Continuamos a nos encarar por um longo tempo... Até que percebi que sorria para ele, porém ele não sorria. Apenas observava. Então senti que ele se despedia... No momento não fiquei triste, e continuei a sorrir-lhe. Até hoje não consigo dizer com palavras o que sentia por ele com justiça... Sei lá... Talvez uma emoção eterna... Um amor que compreende a ausência, que não se desfaz com o tempo. E por alguma razão sabia que era o mesmo que ele sentia por mim. Mas o mais estranho, era que nunca o havia visto antes e mesmo assim era como se já nos conhecêssemos há muito tempo, como se pudéssemos nos comunicar por meio de um simples olhar... Havia algo maior, uma força invisível que nos unia mesmo quando não estávamos juntos. Era com se ele me conhecesse e estivesse me acompanhado por todos os meus caminhos. Era bom imaginar que havia alguém que se alegrava com minhas vitórias e me consolava em minhas derrotas mesmo sabendo que não pudesse vê-lo.

Intuitivamente soube naquele momento que estava sonhando. E junto com essa certeza uma sensação de vazio e perda. Então com o olhar me despedi e então soube que viria a reencontrá-lo... Seus olhos me prometiam isso, enquanto meu coração me alertava insistente, que esse reencontro não seria tão bom o quanto desejava, e um mau presságio oprimia meu peito.

E foi com essa sensação que acordei. Abri os olhos e a primeira coisa que vi foi o céu. Estava claro e com muitas nuvens, e a temperatura era extremamente confortante e agradável. Demorei um pouco para me dar conta de que estava deitada no chão. Levantei-me e distraída bati a poeira da roupa e comecei a andar. Queria chegar logo em casa... Mas...Casa? A agonia se apoderou de mim. Não sabia onde estava, não sabia para onde ir e pior; não sabia nem quem era.

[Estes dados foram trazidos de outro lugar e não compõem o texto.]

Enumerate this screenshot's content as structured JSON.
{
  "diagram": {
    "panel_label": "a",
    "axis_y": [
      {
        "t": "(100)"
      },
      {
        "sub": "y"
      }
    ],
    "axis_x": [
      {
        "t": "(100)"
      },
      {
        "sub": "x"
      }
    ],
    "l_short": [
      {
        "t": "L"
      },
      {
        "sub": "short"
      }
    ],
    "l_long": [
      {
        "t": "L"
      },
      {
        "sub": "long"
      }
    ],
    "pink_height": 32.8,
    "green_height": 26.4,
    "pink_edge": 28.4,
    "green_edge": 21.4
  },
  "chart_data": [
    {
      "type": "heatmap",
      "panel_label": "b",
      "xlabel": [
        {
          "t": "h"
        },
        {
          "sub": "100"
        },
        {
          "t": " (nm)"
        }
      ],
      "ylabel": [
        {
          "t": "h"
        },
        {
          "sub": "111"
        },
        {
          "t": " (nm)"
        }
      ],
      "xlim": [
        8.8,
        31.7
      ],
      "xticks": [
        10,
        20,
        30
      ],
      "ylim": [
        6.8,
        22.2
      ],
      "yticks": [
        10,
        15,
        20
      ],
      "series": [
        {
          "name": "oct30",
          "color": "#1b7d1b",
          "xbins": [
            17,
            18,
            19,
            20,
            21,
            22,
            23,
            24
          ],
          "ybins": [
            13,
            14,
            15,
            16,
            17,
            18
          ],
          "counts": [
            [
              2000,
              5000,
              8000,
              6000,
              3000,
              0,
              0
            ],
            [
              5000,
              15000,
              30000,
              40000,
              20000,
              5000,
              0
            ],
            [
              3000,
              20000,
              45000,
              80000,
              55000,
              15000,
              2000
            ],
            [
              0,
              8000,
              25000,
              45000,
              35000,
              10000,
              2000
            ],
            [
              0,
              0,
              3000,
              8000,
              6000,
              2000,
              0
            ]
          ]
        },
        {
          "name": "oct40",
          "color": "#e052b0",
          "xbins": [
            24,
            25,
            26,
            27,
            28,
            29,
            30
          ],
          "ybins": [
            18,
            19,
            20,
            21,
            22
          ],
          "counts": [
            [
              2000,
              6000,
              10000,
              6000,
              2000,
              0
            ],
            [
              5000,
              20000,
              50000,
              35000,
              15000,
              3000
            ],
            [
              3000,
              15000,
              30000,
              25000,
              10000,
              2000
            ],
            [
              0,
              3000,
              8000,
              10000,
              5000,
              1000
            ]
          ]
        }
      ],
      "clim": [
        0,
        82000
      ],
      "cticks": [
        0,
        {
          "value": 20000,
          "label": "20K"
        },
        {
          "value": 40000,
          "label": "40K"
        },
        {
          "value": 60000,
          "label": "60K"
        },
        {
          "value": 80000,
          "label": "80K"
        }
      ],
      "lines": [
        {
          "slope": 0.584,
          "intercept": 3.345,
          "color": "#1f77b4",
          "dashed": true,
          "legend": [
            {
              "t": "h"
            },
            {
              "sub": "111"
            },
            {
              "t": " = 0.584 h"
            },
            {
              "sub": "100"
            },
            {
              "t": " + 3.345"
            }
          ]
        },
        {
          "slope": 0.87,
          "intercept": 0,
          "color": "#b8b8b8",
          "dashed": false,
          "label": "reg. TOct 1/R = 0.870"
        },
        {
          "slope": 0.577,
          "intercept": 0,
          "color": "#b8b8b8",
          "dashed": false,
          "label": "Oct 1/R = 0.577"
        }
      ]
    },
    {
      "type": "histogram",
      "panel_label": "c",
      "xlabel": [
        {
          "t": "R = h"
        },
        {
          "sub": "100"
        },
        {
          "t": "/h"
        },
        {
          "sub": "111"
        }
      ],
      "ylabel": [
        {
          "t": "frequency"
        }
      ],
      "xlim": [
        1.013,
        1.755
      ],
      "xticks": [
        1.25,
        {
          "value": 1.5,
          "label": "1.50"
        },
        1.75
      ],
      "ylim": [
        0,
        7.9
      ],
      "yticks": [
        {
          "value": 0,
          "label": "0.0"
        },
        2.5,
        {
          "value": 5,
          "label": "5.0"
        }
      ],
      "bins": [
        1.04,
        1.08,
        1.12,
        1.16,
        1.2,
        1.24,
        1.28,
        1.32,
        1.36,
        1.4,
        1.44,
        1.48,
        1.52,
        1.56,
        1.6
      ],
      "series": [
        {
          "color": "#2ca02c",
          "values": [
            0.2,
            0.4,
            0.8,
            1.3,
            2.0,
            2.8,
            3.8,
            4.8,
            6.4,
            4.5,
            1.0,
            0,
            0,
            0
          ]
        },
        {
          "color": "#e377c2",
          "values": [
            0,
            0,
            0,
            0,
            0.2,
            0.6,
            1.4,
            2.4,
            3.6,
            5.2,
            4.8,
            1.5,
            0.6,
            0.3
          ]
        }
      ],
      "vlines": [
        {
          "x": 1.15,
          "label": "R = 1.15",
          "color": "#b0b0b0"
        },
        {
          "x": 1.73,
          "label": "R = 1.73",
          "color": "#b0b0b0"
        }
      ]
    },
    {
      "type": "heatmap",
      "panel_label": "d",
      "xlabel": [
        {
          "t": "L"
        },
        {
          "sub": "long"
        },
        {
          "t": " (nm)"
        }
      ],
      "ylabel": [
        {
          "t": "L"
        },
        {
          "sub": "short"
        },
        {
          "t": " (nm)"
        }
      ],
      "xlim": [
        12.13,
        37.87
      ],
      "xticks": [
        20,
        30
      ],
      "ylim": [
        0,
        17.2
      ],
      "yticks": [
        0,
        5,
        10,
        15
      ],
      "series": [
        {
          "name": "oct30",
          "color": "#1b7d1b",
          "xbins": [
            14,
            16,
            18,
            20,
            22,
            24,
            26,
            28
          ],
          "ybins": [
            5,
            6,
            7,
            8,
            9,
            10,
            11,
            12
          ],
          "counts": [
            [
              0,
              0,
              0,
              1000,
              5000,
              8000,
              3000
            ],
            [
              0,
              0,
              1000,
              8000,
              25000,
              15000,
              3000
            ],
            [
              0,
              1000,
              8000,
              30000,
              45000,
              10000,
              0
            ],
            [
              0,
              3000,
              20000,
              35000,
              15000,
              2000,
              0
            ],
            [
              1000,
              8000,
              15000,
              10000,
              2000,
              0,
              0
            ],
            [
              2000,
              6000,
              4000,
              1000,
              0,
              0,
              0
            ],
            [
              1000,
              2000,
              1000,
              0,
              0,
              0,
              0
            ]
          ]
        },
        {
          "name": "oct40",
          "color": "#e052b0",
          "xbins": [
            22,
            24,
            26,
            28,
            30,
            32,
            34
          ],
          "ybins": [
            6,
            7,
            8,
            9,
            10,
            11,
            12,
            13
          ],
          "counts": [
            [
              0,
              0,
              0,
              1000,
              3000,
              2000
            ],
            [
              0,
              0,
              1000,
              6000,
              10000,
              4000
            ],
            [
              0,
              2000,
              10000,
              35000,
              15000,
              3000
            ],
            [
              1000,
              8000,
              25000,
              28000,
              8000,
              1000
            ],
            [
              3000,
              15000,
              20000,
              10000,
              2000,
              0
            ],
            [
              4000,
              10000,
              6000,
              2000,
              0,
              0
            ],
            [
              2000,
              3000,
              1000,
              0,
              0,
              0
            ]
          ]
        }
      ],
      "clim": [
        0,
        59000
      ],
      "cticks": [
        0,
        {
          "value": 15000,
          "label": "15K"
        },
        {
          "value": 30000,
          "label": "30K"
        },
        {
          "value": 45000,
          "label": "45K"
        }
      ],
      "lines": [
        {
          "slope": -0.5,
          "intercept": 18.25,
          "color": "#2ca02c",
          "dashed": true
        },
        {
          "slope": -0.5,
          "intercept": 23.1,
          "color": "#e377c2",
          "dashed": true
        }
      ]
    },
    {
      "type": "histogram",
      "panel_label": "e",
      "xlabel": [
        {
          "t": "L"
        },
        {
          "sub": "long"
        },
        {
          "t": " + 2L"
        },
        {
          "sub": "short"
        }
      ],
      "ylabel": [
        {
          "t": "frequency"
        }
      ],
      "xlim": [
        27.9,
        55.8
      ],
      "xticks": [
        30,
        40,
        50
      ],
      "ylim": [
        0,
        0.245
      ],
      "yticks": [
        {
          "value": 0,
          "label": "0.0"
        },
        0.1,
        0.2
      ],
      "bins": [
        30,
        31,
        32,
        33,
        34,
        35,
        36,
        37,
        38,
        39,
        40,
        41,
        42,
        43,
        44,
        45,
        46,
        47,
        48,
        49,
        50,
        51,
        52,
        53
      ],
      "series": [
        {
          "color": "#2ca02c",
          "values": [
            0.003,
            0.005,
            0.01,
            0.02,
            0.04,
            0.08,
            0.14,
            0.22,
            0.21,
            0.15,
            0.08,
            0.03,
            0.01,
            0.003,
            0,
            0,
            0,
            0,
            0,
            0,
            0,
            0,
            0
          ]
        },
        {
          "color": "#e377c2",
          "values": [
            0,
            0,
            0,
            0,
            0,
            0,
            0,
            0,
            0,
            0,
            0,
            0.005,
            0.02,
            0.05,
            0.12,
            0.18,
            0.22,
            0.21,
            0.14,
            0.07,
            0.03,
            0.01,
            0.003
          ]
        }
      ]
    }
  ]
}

Olhei em volta procurando por algo que me fosse familiar, uma pista de onde estava,mas nada! Era tudo estranho...Para meu desespero não reconhecia nada! Por que será que estava deitada ali? Porque não me lembrava? Dúvidas começaram a se passar por minha cabeça... Será que era uma dessas pessoas que não tinham lar,nem família, um teto, que dormem em bancos de praças e em calçadas, ou debaixo de pontes? Não! Algo me dizia que tinha sim um lar e uma família! Mas então porque não conseguia me lembrar? Ouvi algumas vozes por detrás de um arbusto e fui verificar, talvez encontrasse a resposta ali. Abri espaço entre os arbustos e descobri algumas pessoas que caminhavam por ali tranqüilamente.Confesso que fiquei mais perdida ainda, pois aquelas pessoas que por ali passavam não mostravam qualquer curiosidade sobre a minha presença ali. Ou estava invisível ou eram insensíveis demais para perceberem o quanto estava perdida. Era tudo tão estranho ali. Tudo parecia um sonho. Sentia uma estranha sensação de irrealidade, era tudo tão diferente... Até as árvores,pareciam florescer de uma forma propositalmente perfeitas. Havia uma piscina natural onde crianças de várias idades brincavam despreocupadas. Uma dessas crianças me chamou mais a atenção porque parecia que se assemelhava com alguém que conhecia. Tinha longos cabelos negros e era linda. Por um momento fiquei observando-a, mas assim que ela percebeu saiu correndo e sumiu. Então olhei e vi uma senhora sentada em um banquinho observando divertida, as crianças brincarem.

Aproximei da senhora, que agora mais de perto me surpreendia perceber que apesar dos cabelos grisalhos, tinha o rosto jovem e belo.

_Por favor...-Disse já em seu lado e no mesmo instante ela se virou e pareceu só naquele momento notar minha presença.

_Sim,minha filha?- Sente-se aqui do meu lado.-Ela disse arredando e me dando espaço no banco.Obedeci. Já ia me apresentar, quando me lembrei que não sabia meu nome. Essa realidade fez com que um sorriso irônico se apossasse de meus lábios.Então resolvi ir direto ao assunto.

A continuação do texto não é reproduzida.